Wednesday, December 31, 2014

Raising kids in a world of cancer

I always answer my cell phone when I don't recognize the number. Sorry mom, I know you've heard my voicemail a time or two. But nine times out of ten, if I don't recognize the number, there's someone on the other end of the line who is in desperate need of help. They typically need two things, help getting in to see a sarcoma specialist and help understanding what this disease is. I have ducked out of weddings, thrown experiments in the biohazard box, and excused myself from dinner countless times in order to answer an unidentified number. What I never stopped to consider was the effect that all this talking would have on my kids.

My nine year old daughter brought it home for me last year though. We were driving on the highway when my phone rang. I drive a 2007 minivan with almost 200k Massachusetts miles on it. In other words, it makes more noise than Fenway when Jeter was at bat. Needless to say, I needed to roll up the windows, turn down the music and focus keenly on the voice that was stuttering through their tears on the other end. My words were sobering and often morbid. Her brother was in a very advanced stage of the disease and she needed help overcoming the guilt associated with being a helpless caregiver. She needed reassurance that there was nothing she could do at that point. She needed to know that reaching out for help made her an outstanding sister, regardless of what was so clearly out of her control.
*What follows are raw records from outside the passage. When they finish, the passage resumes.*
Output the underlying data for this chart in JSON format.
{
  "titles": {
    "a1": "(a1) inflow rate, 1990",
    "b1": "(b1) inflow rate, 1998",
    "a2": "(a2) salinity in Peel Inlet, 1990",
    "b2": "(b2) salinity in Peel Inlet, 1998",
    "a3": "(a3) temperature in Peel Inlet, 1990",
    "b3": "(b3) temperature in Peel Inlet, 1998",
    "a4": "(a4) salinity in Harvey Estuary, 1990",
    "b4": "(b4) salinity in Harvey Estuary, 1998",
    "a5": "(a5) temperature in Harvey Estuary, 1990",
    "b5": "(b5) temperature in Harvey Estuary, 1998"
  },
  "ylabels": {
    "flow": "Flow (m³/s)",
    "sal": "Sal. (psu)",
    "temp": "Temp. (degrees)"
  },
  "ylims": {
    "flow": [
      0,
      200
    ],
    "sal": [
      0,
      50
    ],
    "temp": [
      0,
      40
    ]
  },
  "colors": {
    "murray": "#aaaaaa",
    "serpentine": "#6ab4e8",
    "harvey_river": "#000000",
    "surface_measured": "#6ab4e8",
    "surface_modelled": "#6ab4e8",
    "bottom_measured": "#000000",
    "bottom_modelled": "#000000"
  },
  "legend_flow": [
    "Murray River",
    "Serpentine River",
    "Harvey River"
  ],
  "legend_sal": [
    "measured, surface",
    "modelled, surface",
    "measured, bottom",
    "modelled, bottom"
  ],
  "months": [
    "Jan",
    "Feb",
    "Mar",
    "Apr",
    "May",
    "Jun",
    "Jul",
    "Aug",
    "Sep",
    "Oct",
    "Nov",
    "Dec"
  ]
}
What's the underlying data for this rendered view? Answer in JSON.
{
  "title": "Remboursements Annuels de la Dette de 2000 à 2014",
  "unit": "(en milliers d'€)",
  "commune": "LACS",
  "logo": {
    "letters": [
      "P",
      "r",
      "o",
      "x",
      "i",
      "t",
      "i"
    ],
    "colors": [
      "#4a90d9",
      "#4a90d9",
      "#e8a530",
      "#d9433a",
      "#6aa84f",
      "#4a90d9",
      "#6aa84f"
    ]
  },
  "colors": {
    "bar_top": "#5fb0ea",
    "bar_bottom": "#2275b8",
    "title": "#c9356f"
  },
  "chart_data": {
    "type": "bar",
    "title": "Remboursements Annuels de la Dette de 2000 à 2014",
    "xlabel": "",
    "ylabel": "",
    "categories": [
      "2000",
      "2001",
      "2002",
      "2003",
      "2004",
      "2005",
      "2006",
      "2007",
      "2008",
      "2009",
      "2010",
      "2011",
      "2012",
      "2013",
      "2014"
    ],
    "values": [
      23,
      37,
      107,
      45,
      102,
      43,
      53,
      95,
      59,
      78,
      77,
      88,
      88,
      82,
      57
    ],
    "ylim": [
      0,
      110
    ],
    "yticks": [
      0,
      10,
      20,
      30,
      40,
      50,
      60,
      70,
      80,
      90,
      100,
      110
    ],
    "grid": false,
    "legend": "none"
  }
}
Charly heard things like, "Are his bleeding ulcers exposed?", and "I'm so very sorry, but I've never known anyone who lived beyond this point" and "Yes, I also have this same disease, but there's no evidence of it...right now" and "I'm so very sorry, I wish there was something, anything I could do to help."

I put the phone down after twenty minutes or so, wiped the tears from my eyes and turned the radio back on. Charly said to me, "Mom, I wish your phone never rang". I was instantly overcome by guilt like never before. In the split second between her lamenting and my apology, all of the calls came flooding back. How many did she hear? What have I said in front of her? How irresponsible am I to have my child hear the details of how cruel this disease is? She hears that it's the same disease that I have? That I could die too???? I was about to pull over and award myself the mother of the year trophy when she interrupted my apology with, "No mom, I'm not upset. it's just that if your phone didn't ring so much, it would mean that less people were sick".


  1. Corrie,
    In the ten minutes since I stumbled upon your post, I've read those last few lines more times than I can count. Stunning, validating & redeeming. I too constantly pick up the phone to hold space for those on the other end of the line who are scared, angry, confused or depressed. I talk openly about cancer - theirs, mine, my mom's, their dad's... anyone's. And I'm also grateful that my children see this not as an intrusion into their lives but as a value that humans provide to humans. Thank you for sharing and - from one mom to another mom - you are doing a GREAT job!

  2. Stacey! Thank you for your words, it's refreshing to say the least to meet someone else in this world with a common vision. Let's help every human we can while we can and for no other reason than, why not?